Ok, spontaniczna decyzja. Zostajemy w Punta i śpimy na hamakach :)
Noc była wyjątkowo zimna i na kolejne dni trzeba było wymyśleć coś bardziej praktycznego. Tak też przenieśliśmy się do Santa Teresa - przepięknego parku krajobrazowego, który niestety z pewnością bym pominęła gdyby nie moi nowi znajomi.
W Santa Teresa zostaliśmy na 2 noce w namiocie. Wspaniałe jedzenie przygotowane na ognisku (parrilla). Swieża ryba, wymarzone towarzystwo, smak Farnet. oj dużo się działo.
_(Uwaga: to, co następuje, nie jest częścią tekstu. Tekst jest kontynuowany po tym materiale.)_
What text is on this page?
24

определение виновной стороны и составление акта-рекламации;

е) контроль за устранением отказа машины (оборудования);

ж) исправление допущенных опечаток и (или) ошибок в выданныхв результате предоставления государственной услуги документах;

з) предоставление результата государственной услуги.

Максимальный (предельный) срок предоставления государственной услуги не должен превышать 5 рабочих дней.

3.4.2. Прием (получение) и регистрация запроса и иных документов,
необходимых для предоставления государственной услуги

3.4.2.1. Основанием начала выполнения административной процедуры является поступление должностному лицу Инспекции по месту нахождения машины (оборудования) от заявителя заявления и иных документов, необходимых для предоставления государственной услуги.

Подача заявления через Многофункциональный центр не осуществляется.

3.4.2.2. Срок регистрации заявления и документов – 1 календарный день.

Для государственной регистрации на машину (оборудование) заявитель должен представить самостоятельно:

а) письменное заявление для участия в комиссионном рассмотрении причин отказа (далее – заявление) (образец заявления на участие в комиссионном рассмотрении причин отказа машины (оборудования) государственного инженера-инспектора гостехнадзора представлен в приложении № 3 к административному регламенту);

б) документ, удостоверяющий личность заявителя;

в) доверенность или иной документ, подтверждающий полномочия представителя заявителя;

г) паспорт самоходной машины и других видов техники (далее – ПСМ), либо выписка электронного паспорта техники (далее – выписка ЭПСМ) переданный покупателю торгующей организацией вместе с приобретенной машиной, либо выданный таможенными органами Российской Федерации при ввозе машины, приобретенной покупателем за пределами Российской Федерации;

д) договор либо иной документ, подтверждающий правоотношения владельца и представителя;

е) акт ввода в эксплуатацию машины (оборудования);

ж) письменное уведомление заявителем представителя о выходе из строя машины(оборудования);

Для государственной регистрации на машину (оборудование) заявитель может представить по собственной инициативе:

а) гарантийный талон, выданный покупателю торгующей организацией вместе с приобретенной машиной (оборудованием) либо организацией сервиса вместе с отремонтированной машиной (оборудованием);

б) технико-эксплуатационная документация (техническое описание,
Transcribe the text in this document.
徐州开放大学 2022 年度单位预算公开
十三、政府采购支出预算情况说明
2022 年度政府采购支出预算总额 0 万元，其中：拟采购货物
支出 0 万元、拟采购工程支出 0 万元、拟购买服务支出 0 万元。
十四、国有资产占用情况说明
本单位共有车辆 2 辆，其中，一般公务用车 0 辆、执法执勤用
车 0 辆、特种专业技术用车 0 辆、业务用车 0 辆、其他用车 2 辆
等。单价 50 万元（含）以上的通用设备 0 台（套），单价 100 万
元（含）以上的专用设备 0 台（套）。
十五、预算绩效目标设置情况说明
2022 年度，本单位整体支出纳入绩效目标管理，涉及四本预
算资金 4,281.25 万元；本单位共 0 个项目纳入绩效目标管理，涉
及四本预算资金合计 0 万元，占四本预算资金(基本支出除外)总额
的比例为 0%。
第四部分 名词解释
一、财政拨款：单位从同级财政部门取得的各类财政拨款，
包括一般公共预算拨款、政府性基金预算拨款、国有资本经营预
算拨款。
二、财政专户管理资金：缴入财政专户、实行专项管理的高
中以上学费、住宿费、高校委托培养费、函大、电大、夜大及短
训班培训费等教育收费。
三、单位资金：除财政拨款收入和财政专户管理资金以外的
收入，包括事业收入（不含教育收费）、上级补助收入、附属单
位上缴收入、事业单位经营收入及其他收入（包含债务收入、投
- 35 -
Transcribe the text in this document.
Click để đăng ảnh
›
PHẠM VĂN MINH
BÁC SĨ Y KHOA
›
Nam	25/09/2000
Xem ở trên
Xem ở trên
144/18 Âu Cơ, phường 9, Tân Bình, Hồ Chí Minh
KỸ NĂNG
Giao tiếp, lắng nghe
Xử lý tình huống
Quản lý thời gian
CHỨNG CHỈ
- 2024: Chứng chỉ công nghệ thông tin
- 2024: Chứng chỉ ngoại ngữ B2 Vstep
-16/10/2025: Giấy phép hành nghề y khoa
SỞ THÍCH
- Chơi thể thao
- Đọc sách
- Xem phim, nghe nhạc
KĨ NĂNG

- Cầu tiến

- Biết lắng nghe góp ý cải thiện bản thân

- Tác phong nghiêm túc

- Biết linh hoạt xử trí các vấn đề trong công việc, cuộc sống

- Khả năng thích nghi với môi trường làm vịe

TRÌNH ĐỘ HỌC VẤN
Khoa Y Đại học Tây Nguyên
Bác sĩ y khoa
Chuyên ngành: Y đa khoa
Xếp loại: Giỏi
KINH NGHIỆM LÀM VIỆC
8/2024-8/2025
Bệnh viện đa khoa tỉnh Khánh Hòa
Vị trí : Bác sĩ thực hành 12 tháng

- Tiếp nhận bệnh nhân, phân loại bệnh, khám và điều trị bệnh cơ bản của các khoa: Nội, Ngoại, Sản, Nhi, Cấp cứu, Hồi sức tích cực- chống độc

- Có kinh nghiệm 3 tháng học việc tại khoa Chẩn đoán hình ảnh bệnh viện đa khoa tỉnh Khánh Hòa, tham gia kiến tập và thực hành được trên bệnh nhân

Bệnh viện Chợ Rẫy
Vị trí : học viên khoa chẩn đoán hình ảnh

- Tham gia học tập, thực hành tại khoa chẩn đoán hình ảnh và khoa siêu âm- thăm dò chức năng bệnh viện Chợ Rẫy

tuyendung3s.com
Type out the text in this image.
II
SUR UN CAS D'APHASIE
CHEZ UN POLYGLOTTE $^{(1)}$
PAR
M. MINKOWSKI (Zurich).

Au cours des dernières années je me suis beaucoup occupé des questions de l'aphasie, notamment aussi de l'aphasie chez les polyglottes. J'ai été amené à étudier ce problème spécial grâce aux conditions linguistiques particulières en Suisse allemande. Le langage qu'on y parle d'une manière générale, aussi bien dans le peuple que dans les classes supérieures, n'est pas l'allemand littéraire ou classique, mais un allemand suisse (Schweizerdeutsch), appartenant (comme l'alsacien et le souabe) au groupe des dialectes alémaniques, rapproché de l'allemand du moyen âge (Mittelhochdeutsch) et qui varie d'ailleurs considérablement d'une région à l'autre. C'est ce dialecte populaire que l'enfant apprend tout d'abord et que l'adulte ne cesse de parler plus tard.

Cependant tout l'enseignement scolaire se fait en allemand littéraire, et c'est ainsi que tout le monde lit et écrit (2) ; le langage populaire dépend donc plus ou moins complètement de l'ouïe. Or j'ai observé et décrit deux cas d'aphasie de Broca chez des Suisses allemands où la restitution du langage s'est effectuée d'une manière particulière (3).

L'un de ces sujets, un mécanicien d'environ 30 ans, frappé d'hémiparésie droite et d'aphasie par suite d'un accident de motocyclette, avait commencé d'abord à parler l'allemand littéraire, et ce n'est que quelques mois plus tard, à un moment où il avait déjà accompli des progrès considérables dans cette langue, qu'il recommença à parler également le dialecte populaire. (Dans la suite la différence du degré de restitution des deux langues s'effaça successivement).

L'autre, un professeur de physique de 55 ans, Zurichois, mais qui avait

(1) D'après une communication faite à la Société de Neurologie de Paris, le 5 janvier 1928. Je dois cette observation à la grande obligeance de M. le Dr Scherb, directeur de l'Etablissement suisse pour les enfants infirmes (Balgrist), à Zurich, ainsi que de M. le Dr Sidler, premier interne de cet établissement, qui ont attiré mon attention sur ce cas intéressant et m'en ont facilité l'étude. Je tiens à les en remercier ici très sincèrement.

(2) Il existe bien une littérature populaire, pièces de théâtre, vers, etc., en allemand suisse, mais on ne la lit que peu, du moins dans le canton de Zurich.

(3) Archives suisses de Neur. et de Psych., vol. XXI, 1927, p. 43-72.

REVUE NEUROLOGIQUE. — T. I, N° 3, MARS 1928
Przepiękna plaża, ogromny kemping w lesie. Mam nowe imię: Pola. Więc: soy Pola de Polonia :)
Aż łza w oku mi się zakręciła, jak wyjeżdżałam po łącznie 4 nocach spędzonych z tymi wspaniałymi ludźmi.
Niedługo się spotkamy w Cordoba. Wstępny plan, zwiedzanie połnocy Argentyny po Patagonii.